Por que strippers são contratadas para se apresentar em funerais na China
A música ressoa por meio de alto-falantes barulhentos e strippers dançam no ritmo, enquanto os demais participantes do evento acompanham a melodia assobiando. Mas não estamos falando exatamente de uma festa, e sim de cortejos fúnebres em alguns lugares da China.
No início deste ano, o governo do país reforçou sua oposição a essa prática não só em funerais, mas também em casamentos e templos, classificando-a como “obscena e vulgar”.
No entanto, ela persiste. E não é a primeira vez que se tenta aboli-la.
Mas por que as pessoas contratam strippers para funerais?
Uma das teorias indica que essas dançarinas são usadas como isca para atrair um número maior de pessoas aos funerais, uma vez que a presença de uma grande multidão é vista como uma forma de honrar o falecido.
Em alguns lugares, essa prática também está relacionada ao “culto à reprodução”.
“Em algumas culturas locais, a dança com elementos eróticos pode ser usada para transmitir os desejos do falecido de ser abençoado com muitos filhos”, disse Huang Jianxing, professor da Universidade Fujian, ao jornal estatal Global Times.
Outra hipótese sugere que a contratação de strippers pode ser vista como uma demonstração de riqueza.
“As famílias das zonas rurais da China são mais propensas a mostrar que têm dinheiro gastando o equivalente a várias vezes sua renda anual contratando atores, cantores, comediantes e strippers para confortar os parentes em luto e entretê-los”, disse o Global Times.
Prática recente
Ainda que seja próprio das áreas rurais da China, na verdade é em Taiwan, onde teve suas origens, que esse fenômeno é muito mais comum.
“A primeira vez que a prática de contratação de strippers para funerais chamou amplamente a atenção da opinião pública foi em Taiwan, em 1980”, disse à BBC o antropólogo Marc Moskowitz, da Universidade da Carolina do Sul, no EUA.
“Tornou-se muito comum em Taiwan, enquanto na China o governo tem sido tão restritivo que muita gente nunca ouviu nem falar disso”, disse ele.
Mas mesmo em Taiwan a prática não é muito frequente nas grandes cidades.
“Por estar em uma área obscura entre a legalidade e a ilegalidade, a presença de strippers é menos comum nos centros urbanos, embora com frequência possa ser vista nas periferias de muitas cidades”, disse Moskowitz.
No ano passado, houve um funeral em Taiwan em que 50 dançarinas de pole dancing faziam suas piruetas nos tetos de jipes na cidade de Chiayi, no sul do país.
A “cerimônia” era para honrar um político local que, de acordo com sua família, havia pedido “por meio de um sonho” para ter um funeral colorido.
Combate ostensivo
A perseguição das autoridades chinesas agora é apenas a mais recente tentativa de pôr fim à prática.
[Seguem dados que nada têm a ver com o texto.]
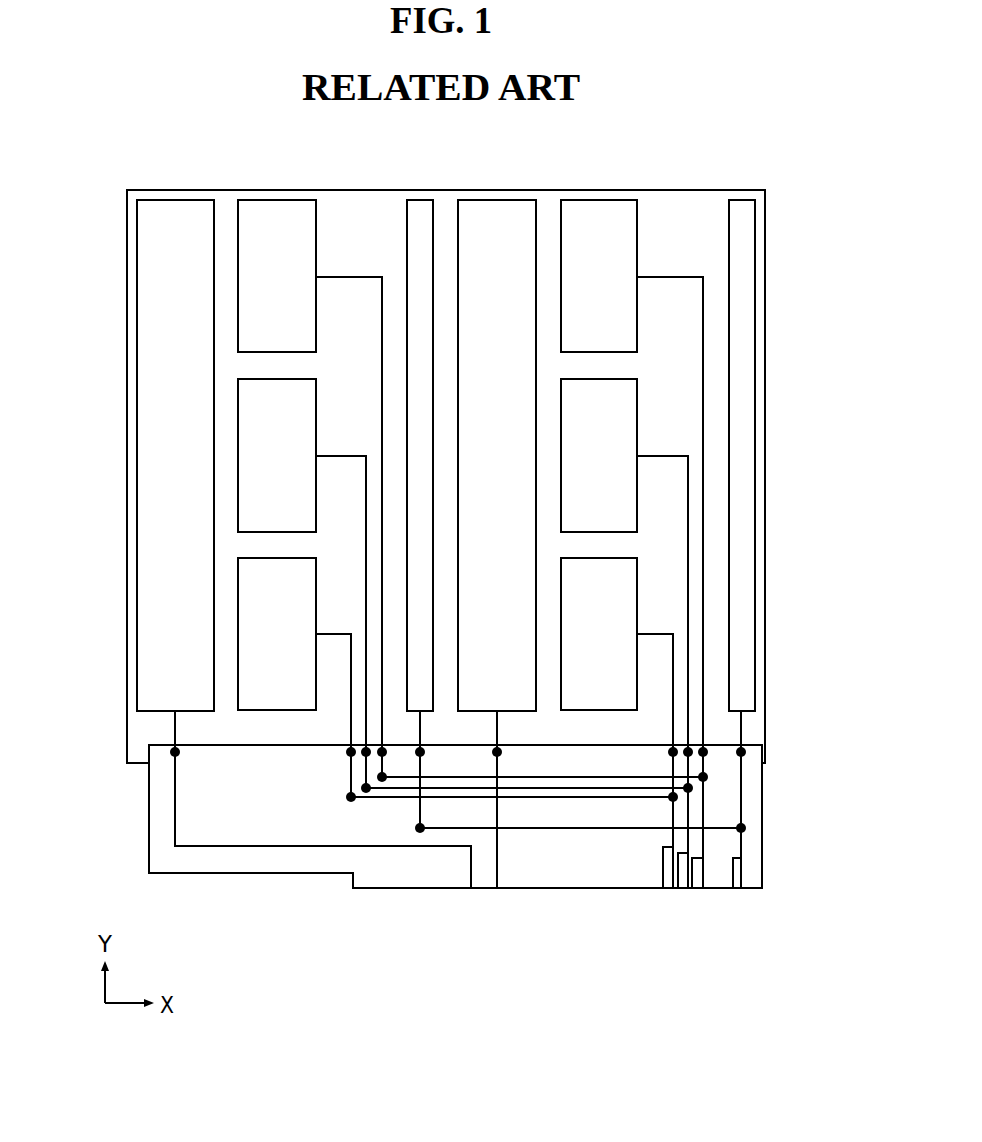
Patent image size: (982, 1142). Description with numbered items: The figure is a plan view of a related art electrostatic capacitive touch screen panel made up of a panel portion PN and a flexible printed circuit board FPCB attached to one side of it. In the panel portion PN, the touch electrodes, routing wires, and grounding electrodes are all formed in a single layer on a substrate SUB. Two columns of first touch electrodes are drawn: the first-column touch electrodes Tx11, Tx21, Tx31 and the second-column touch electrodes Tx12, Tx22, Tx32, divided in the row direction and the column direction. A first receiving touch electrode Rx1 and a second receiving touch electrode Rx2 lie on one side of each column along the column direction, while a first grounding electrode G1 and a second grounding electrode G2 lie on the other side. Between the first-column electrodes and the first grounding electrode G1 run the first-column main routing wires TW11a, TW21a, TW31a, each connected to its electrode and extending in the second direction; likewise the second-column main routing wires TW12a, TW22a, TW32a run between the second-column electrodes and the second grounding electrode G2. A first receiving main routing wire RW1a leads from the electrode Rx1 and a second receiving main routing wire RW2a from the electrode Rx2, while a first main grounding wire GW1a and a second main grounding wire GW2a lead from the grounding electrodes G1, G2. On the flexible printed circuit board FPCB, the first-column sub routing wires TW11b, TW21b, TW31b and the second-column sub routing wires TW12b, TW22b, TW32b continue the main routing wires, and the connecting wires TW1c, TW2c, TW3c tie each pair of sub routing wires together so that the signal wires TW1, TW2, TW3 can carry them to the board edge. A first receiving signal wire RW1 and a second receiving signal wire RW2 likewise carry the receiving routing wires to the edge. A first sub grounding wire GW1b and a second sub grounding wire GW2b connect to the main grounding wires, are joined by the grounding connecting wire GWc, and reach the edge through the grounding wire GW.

The panel portion PN is at (121, 716).
The substrate SUB is at (137, 751).
The flexible printed circuit board FPCB is at (147, 874).
The 2-1 touch electrode Rx1 is at (175, 208).
The 2-2 touch electrode Rx2 is at (503, 212).
The first grounding electrode G1 is at (418, 208).
The second grounding electrode G2 is at (738, 208).
The 1-1 touch electrode Tx11 is at (277, 276).
The 1-1 touch electrode Tx21 is at (277, 455).
The 1-1 touch electrode Tx31 is at (277, 634).
The 1-2 touch electrode Tx12 is at (599, 276).
The 1-2 touch electrode Tx22 is at (599, 455).
The 1-2 touch electrode Tx32 is at (599, 634).
The 1-1 main routing wire TW11a is at (340, 276).
The 1-1 main routing wire TW21a is at (340, 455).
The 1-1 main routing wire TW31a is at (340, 633).
The 1-2 main routing wire TW12a is at (663, 276).
The 1-2 main routing wire TW22a is at (663, 455).
The 1-2 main routing wire TW32a is at (663, 633).
The 1-1 sub routing wire TW11b is at (382, 773).
The 1-1 sub routing wire TW21b is at (367, 772).
The 1-1 sub routing wire TW31b is at (350, 768).
The 1-2 sub routing wire TW12b is at (704, 767).
The 1-2 sub routing wire TW22b is at (687, 769).
The 1-2 sub routing wire TW32b is at (671, 764).
The 1-1 connecting wire TW1c is at (434, 776).
The 1-2 connecting wire TW2c is at (518, 787).
The 1-3 connecting wire TW3c is at (433, 800).
The 1-1 signal wire TW1 is at (694, 878).
The 1-2 signal wire TW2 is at (683, 863).
The 1-3 signal wire TW3 is at (662, 878).
The grounding wire GW is at (734, 870).
The first main grounding wire GW1a is at (422, 721).
The second main grounding wire GW2a is at (743, 722).
The first sub grounding wire GW1b is at (417, 810).
The second sub grounding wire GW2b is at (745, 766).
The grounding connecting wire GWc is at (509, 829).
The 2-1 main routing wire RW1a is at (176, 721).
The 2-2 main routing wire RW2a is at (498, 721).
The 2-1 signal wire RW1 is at (469, 855).
The 2-2 signal wire RW2 is at (499, 855).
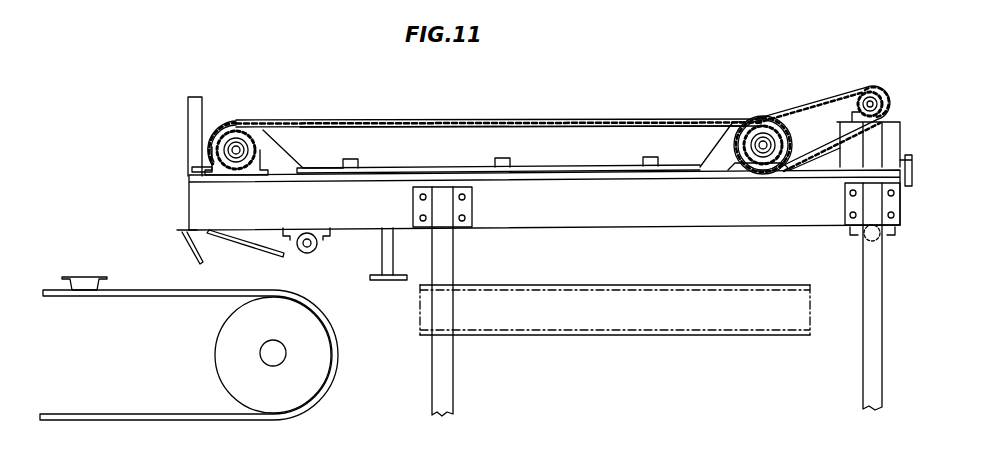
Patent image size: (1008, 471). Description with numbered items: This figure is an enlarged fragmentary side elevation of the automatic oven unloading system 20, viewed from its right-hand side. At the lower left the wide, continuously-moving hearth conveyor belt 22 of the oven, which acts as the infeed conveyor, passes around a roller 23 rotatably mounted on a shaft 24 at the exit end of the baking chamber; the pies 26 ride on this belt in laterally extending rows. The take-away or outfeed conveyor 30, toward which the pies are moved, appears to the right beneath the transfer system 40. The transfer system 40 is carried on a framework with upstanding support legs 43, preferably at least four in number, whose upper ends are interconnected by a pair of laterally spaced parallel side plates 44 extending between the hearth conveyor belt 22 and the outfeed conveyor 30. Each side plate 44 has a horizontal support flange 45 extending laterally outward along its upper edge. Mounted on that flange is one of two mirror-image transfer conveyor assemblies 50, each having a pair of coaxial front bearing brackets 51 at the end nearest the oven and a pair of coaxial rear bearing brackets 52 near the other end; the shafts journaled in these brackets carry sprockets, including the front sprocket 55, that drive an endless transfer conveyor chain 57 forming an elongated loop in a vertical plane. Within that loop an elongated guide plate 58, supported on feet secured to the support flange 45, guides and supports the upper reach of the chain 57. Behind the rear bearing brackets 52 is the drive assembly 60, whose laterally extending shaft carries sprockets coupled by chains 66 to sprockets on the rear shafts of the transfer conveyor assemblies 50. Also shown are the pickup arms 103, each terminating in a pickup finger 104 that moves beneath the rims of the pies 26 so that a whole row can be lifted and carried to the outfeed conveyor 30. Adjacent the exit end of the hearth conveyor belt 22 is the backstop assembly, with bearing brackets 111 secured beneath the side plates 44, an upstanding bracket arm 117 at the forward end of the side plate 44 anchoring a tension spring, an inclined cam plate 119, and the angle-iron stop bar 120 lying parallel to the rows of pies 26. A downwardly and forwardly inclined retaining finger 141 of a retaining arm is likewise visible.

The automatic oven unloading system 20 is at (645, 39).
The hearth conveyor belt 22 is at (156, 297).
The roller 23 is at (226, 379).
The shaft 24 is at (260, 352).
The pies 26 is at (92, 277).
The outfeed conveyor 30 is at (690, 338).
The transfer system 40 is at (340, 74).
The support legs 43 is at (453, 380).
The side plates 44 is at (616, 212).
The support flange 45 is at (579, 172).
The transfer conveyor assembly 50 is at (242, 106).
The front bearing brackets 51 is at (233, 167).
The rear bearing brackets 52 is at (779, 160).
The sprocket 55 is at (259, 137).
The transfer conveyor chain 57 is at (460, 119).
The guide plate 58 is at (584, 128).
The drive assembly 60 is at (822, 82).
The chains 66 is at (790, 110).
The pickup arms 103 is at (382, 249).
The pickup finger 104 is at (383, 279).
The bearing brackets 111 is at (313, 254).
The bracket arm 117 is at (188, 116).
The cam plate 119 is at (266, 256).
The stop bar 120 is at (196, 249).
The retaining finger 141 is at (731, 227).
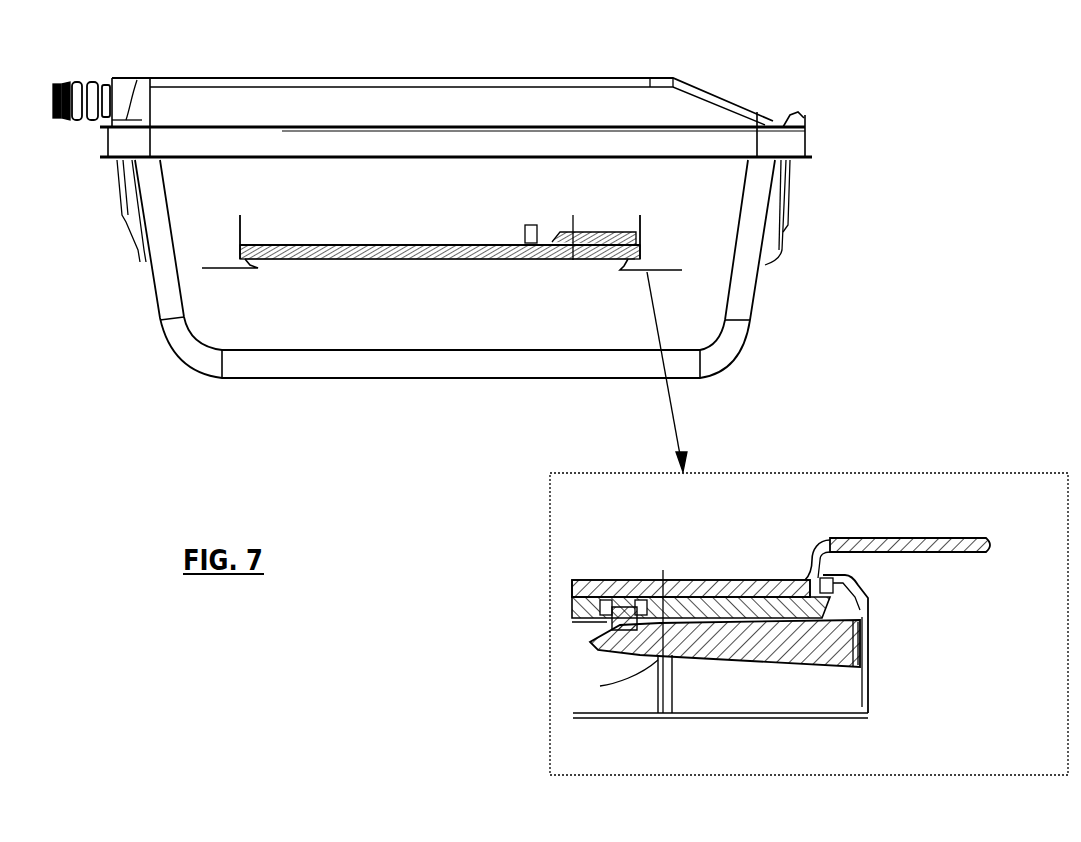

O Ministério da Cultura qualificou esse tipo de ação como “não civilizada” e anunciou que qualquer um que contratar uma stripper para atrair pessoas a um funeral será “duramente punido”.
“O governo da China se vê como uma figura paterna que precisa guiar seus cidadãos. Eles estão preocupados com a exibição pública de corpos nus e a influência que isso poderia ter na sociedade, especialmente porque as crianças muitas vezes veem esses espetáculos”, disse Moskowitz, advertindo que talvez não seja tão fácil eliminar essa prática.
“O fato de continuar a ser realizada, apesar de perseguida pelas leis, demonstra o quão persistente ela é”, acrescenta.
Em 2006, os dirigentes de cinco empresas de strip-tease na província oriental de Jiangsu foram presos após centenas de pessoas participarem do funeral de um fazendeiro, no qual a prática foi realizada.
Em 2015, comunidades das províncias de Hebei e Jiangsu alcançaram grande notoriedade nas redes sociais quando foi descoberto que haviam convidado strippers para realizar “atos obscenos” nos funerais. O governo, mais uma vez, puniu os organizadores e as dançarinas envolvidas.
Uma nova campanha do Ministério da Cultura será direcionada particularmente as províncias de Henan, Anhui, Jiangsu e Hebei.
Como parte dela, o governo colocou em operação uma linha telefônica para denúncias, por meio da qual espera que os cidadãos informem qualquer “ação errada” cometida em um funeral em troca de uma recompensa financeira.